Details of the budget plan, authored in part by state Sen. Richard Devlin,

D-Tualatin, have become less cloudy in the past two weeks. As clarity increased, so has the intensity of opposition to certain elements in the plan. From our viewpoint, however, any budget roadmap that has created so many enemies must have something going for it — namely balance.

Step toward PERS reform

We agree with critics who think the proposed PERS reforms are too tepid. We also are concerned that Democrats who control the Legislature appear determined to raise taxes — once again — on business owners. This state already has one of the highest tax rates on upper-income earners in the nation, and yet the Legislature feels compelled to return to the same well.

Eventually, this fascination with taxing the “wealthy” will damage the economy as business people choose to live elsewhere.

Our concerns about the budget proposal, however, are tempered by reality. The PERS reforms proposed by Gov. John Kitzhaber would have done more to slow the cost of a retirement program diverting too much money from schools and other services, but the governor’s plan isn’t likely to get sufficient support from fellow Democrats in the Legislature.

A more pragmatic plan being pushed by Devlin and other legislators would produce $455 million in PERS savings — as opposed to Kitzhaber’s $800 million. Both proposals include caps on cost-of-living increases for PERS retirees, but the legislative plan is more graduated.

Devlin also argues, with some persuasiveness, that his approach is more likely to withstand the unions’ legal challenges. Even if that proves to be untrue, the legislative plan is less risky, since it places a bit less emphasis on the state’s ability to prevail at the Oregon Supreme Court.

Imperfect, but realistic

On the positive side, the budget proposal developed by Devlin and state Rep. Peter Buckley, co-chairs of the Joint Ways and Means Committee, would make important investments in local schools. At a funding level of $6.75 billion, K-12 schools would begin to recover from recent years of damaging cutbacks.

The $6.75 billion number won’t cure all that ails schools. As Portland Public Schools Superintendent Carole Smith noted in her 2013-14 budget message, the proposal turns the tide of state disinvestment in education, which has resulted in larger classes, shorter school years, school closures and reduced electives, but it does not restore those programs or educational opportunities.

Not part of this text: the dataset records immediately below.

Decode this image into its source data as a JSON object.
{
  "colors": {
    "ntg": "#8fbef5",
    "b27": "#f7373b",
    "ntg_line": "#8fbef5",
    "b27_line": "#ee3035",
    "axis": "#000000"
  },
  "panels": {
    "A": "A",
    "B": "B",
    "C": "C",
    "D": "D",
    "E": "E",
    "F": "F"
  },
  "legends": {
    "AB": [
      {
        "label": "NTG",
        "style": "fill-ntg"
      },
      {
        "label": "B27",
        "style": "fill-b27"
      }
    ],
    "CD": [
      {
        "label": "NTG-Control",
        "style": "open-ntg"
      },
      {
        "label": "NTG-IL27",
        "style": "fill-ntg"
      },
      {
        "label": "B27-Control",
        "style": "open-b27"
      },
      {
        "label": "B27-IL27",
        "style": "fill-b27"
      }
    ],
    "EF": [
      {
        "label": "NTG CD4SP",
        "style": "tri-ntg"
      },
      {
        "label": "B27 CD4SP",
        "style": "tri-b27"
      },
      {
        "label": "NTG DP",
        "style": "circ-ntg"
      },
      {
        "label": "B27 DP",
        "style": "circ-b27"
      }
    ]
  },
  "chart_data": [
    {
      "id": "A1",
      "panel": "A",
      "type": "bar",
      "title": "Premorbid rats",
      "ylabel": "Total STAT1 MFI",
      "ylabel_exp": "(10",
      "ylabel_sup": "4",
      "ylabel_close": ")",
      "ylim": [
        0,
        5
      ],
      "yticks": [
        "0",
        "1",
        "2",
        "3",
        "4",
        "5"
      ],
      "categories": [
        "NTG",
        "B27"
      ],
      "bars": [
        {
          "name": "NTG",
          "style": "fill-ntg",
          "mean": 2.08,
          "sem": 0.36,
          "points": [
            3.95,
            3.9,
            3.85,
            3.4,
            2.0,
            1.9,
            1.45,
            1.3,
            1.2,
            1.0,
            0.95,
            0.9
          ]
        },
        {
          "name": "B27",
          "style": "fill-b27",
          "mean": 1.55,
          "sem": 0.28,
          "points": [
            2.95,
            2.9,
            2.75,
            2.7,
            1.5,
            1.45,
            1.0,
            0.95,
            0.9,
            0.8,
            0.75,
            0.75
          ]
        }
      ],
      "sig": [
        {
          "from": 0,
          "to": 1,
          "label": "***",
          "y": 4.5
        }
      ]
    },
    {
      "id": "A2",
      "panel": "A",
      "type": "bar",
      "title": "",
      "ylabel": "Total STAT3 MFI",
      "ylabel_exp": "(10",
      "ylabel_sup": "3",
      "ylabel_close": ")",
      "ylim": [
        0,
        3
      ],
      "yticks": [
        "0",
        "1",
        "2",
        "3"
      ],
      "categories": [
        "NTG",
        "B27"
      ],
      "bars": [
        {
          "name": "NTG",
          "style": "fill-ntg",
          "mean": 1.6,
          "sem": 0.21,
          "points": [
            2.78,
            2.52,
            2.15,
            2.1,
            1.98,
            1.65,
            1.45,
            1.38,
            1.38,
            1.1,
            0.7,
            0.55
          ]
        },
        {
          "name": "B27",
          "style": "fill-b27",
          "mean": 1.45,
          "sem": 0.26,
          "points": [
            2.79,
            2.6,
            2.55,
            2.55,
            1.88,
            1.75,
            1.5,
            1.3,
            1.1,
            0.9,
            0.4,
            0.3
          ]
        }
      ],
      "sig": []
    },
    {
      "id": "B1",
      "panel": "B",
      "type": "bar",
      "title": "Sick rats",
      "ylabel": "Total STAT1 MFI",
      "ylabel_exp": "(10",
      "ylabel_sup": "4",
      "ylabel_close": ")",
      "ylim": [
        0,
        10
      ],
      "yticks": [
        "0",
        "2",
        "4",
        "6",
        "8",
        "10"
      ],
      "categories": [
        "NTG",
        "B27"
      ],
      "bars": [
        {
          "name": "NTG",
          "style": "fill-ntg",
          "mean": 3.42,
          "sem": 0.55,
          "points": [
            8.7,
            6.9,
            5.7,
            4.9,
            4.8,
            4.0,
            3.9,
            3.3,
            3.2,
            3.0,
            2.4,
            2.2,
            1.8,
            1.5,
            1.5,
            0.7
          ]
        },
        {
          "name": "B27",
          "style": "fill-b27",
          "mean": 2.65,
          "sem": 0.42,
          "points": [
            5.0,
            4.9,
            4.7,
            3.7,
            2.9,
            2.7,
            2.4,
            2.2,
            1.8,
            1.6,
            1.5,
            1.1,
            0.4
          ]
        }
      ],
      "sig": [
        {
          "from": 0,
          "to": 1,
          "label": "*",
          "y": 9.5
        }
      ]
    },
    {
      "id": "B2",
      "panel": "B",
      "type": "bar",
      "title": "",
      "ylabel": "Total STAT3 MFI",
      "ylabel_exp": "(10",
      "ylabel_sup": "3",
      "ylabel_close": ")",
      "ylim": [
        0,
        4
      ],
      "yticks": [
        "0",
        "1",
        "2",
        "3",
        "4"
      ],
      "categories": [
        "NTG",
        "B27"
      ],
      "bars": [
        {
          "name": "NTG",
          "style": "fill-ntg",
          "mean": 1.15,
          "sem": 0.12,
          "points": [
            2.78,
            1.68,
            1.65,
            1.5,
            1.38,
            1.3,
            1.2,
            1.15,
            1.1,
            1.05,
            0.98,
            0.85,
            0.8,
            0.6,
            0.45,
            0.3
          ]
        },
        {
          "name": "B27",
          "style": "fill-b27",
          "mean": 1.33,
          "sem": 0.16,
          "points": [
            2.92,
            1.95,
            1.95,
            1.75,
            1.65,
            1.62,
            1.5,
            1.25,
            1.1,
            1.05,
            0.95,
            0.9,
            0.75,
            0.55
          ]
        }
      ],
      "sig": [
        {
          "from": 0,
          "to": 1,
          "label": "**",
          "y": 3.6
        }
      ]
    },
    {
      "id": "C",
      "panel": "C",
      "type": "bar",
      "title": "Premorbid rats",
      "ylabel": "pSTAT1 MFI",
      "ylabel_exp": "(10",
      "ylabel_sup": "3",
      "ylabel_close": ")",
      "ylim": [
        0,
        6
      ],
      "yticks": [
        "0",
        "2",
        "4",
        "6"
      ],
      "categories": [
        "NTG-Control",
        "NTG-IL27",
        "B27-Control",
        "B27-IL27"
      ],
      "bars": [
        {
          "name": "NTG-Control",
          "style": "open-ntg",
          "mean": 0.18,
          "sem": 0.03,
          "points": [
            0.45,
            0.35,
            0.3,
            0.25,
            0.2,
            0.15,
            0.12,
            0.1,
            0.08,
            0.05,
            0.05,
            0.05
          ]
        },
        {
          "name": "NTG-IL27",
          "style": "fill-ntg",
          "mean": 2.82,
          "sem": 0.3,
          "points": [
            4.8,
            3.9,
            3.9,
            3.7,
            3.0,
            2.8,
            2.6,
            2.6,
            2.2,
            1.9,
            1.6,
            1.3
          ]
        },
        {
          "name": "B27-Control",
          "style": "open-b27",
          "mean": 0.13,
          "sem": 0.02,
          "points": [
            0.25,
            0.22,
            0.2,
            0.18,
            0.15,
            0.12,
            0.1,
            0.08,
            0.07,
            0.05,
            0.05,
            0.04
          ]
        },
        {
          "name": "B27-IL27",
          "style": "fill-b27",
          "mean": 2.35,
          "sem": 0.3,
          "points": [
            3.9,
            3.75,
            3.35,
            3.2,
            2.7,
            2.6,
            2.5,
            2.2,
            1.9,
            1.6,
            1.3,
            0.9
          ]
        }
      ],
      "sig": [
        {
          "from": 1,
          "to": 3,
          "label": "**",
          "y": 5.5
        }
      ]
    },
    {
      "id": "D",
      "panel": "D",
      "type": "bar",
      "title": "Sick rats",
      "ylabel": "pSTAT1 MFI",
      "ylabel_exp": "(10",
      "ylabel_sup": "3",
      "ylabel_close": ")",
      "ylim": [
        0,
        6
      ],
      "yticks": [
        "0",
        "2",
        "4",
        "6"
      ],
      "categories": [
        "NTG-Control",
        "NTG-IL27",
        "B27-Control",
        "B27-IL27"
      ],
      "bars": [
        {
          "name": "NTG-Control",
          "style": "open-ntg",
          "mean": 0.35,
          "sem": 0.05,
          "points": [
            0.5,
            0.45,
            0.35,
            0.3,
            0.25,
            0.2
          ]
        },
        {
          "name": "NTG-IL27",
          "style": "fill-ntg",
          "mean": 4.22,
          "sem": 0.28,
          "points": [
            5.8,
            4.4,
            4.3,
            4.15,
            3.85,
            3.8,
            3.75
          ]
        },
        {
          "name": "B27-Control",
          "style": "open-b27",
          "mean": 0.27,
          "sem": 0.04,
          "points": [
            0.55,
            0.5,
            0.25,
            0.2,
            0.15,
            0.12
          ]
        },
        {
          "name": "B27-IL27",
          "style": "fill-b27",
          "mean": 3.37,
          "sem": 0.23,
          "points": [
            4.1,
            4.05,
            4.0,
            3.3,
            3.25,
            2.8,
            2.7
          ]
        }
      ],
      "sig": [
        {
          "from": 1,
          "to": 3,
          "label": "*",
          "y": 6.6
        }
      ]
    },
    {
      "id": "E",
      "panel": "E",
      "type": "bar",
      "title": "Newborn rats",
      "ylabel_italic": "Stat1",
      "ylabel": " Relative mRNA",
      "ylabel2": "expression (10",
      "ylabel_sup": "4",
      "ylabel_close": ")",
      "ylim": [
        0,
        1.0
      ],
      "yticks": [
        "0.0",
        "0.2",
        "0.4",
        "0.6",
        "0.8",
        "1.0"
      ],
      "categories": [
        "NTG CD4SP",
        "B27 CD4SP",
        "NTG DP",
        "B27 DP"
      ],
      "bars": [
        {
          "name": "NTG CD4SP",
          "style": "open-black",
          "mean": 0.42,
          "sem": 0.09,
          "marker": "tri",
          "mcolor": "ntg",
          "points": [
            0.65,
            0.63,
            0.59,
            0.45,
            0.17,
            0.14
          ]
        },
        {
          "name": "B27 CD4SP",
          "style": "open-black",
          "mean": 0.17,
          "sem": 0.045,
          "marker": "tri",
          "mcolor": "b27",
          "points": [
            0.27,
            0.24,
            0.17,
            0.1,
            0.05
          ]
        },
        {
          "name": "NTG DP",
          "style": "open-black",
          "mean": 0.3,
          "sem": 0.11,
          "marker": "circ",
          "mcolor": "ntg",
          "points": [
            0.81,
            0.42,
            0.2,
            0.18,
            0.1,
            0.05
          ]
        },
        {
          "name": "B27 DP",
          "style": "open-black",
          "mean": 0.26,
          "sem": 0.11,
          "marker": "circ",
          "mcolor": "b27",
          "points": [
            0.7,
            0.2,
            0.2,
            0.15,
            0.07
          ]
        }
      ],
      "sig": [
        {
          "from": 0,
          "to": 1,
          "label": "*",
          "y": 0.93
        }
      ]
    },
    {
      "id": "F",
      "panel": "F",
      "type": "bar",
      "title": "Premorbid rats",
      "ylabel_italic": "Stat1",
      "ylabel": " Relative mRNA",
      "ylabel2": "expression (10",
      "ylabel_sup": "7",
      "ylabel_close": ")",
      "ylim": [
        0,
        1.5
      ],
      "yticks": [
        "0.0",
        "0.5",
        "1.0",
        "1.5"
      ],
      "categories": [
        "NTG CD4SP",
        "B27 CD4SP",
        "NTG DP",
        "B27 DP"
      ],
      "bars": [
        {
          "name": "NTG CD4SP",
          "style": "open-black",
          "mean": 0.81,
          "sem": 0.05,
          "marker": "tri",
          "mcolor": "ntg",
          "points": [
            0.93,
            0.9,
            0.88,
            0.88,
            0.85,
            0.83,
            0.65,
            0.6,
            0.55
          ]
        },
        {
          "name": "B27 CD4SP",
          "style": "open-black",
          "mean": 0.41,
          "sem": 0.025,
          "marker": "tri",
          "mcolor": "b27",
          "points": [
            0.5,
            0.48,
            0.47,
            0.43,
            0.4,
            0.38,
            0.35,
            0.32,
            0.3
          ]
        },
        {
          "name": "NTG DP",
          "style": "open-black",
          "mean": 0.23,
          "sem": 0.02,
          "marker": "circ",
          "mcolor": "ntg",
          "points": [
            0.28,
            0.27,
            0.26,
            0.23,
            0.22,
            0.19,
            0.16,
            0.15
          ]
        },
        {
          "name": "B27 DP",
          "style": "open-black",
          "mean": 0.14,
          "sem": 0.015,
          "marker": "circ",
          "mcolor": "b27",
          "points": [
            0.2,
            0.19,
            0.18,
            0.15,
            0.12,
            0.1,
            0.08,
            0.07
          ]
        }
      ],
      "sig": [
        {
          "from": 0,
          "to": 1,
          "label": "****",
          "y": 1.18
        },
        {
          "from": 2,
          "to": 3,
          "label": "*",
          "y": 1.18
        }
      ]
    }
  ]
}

The co-chairs’ budget is an imperfect solution to a complex problem. However, it continues the work started in 1995 and 2003 to rein in the growth of PERS, and it leaves open the probability that such work will need to continue during the next two or three legislative sessions.

Critics of this budget — and particularly the PERS proposals — can complain about whether it goes too far or not far enough, but in the end the Legislature must do what is possible. We believe the co-chairs’ budget has the greatest chance of actually becoming law and establishing a funding floor for public schools while also protecting higher education, human services and public safety.

Legislators should press ahead with the budget outline, knowing that when everyone is dissatisfied, they must be getting closer to an equitable solution.